Artılar: Grubun gelişmiş olması, D:S:O ruhunu bir kenara atmamış olması, ilk albümün aynısı olmaması, enstrüman bolluğunun daha iyi ve daha belirgin kullanımı, Annlouice'in vokal efsaneliği, Kosma Ranuer'in ekstra katkıları.
Eksiler: Yok. Valla yok.
Kimlere tavsiye edilir: Rock, metal seven ve ilginç şeylerden hoşlananlara.

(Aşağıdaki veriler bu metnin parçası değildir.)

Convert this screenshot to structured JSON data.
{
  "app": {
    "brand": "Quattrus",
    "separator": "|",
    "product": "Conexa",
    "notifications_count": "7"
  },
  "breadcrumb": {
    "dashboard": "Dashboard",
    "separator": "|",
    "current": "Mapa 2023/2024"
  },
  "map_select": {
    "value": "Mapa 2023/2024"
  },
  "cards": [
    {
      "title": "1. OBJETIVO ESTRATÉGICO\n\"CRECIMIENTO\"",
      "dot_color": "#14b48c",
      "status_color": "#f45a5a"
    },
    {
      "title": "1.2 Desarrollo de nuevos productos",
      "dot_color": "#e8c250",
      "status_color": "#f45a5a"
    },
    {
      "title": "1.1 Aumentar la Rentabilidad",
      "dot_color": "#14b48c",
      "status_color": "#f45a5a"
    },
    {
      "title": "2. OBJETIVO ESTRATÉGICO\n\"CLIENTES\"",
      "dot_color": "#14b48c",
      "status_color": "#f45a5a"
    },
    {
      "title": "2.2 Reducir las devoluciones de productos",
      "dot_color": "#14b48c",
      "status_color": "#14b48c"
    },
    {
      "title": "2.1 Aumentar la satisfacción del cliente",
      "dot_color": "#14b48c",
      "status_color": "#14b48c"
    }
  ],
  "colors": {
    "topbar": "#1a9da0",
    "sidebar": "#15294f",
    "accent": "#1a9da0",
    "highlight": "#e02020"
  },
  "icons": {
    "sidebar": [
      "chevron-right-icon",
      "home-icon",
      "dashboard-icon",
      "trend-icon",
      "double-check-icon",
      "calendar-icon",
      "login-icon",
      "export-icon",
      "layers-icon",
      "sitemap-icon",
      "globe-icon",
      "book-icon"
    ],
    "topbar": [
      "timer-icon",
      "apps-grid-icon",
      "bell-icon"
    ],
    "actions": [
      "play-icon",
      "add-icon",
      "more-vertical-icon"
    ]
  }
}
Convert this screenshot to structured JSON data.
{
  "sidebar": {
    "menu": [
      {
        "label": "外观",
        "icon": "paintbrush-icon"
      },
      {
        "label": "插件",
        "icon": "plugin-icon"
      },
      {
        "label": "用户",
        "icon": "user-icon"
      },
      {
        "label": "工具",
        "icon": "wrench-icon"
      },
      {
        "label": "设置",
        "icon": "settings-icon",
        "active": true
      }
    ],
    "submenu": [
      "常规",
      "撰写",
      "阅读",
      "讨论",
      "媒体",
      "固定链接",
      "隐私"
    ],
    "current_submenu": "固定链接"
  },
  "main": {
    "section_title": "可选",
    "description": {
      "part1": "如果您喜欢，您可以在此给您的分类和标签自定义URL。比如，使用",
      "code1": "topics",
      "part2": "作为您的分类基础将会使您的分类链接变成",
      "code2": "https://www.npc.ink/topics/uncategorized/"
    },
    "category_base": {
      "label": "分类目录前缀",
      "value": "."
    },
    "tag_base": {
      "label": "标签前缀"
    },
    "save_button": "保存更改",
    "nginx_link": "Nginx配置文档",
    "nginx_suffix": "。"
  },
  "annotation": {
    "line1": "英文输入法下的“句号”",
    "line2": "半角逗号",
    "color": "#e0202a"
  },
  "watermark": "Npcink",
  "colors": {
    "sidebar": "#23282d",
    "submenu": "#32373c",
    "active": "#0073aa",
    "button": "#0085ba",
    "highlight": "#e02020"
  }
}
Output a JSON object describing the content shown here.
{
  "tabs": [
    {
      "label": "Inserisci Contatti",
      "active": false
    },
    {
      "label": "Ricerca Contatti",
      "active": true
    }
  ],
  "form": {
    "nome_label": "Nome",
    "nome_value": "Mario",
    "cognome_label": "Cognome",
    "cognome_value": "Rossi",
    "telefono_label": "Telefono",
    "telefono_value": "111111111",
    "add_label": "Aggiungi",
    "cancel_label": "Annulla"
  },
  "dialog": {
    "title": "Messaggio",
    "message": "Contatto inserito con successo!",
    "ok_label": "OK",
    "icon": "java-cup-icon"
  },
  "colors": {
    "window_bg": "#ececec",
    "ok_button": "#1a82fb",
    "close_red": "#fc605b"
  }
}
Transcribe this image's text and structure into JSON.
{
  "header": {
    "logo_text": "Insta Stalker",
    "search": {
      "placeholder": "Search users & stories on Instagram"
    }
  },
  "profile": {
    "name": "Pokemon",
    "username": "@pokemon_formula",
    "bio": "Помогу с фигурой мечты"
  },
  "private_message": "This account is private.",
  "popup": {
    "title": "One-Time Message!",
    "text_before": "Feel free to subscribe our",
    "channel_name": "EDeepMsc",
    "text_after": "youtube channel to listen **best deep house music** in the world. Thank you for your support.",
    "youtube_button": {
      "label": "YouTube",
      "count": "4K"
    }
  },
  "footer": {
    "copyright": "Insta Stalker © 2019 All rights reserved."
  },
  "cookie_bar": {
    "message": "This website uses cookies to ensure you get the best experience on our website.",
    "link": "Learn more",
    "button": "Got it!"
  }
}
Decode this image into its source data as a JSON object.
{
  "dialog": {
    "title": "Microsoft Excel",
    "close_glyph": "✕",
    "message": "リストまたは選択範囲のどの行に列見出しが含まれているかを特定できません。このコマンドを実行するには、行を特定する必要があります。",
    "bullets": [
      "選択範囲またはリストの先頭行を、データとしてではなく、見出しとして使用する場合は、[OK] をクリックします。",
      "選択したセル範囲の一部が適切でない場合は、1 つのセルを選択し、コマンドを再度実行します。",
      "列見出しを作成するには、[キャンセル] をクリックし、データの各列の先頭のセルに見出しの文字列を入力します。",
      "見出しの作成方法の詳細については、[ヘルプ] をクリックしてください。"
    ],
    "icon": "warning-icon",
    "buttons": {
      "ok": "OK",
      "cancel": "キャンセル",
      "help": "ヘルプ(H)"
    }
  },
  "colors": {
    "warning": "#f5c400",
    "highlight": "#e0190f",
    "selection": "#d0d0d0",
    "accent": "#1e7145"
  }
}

Diablo Swing Orchestra resmi sitesi: D:S:O
Diablo Swing Orchestra myspace: D:S:Ospace

Sing-Along Songs for the Damned and Delirious albüm kadrosu:
Annlouice Wolgers: lead vokal
Kosma Ranuer: bariton vokal
Daniel Hakansson: gitar, vokal
Pontus Mantefors: gitar, vokal, synthesizer, efektler
Anders Johansson: bas
Johannes Bergion: çello
Jonatan Jonsson: klarinet (Ricarda Dell'Anima'da ufak bir solosu var. Dikkat.)
David Werthén: kontrabas
Daniel Hedin: trombon
Martin Isaksson: trompet
Andreas Halvardsson: davul (şu anda Peter Karlsson bundan sorumlu)
Henrik Bergion: piyano, akordeon, armoniyum



1. Tap Dancer's Dilemma
2. A Rancid Romance
3. Lucy Fears the Morning Star
4. Bedlam Sticks
5. New World Widows
6. Siberian Love Affairs
7. Vodka Inferno
8. Memoirs of a Roadkill
9. Ricerca Dell'Anima
10. Stratosphere Serenade

DİPNOTLAR: 1- Evet, Linkin Park Sendromu. Hybrid Theory ile Linkin Park'ın bir çağ açtığı (diğer pek çok albümle) kuşku götürmese de, Meteora'nın da Hybrid Theory 2 (hatta Reanimation düşünülürse Hybrid Theory 3) olduğu da kuşku götürmez bir gerçek.
2- Tamam, 2006 civarında pek çok progresif metal grubu çello kullanmayı akıl etti, dolayısıyla bu cümlem tartışılabilir.
3- Ayrıca, Lucy Fears the Morning Star'ın da "Lucifer's the Morningstar" olduğunu ancak geçen sene içerisinde, ve rastgele bir şekilde çakmış olmam ayrı bir sorun.

SONNOT: Grup, yeni albümü ile ilgili "Türk usulü popun black metal ile karıştığı, Çin koroları olan bir albüm yapıyoruz" gibi bir açıklama yaptığından beri merakla bekliyoruz ne çıkacağını. D:S:O'dur, yapar.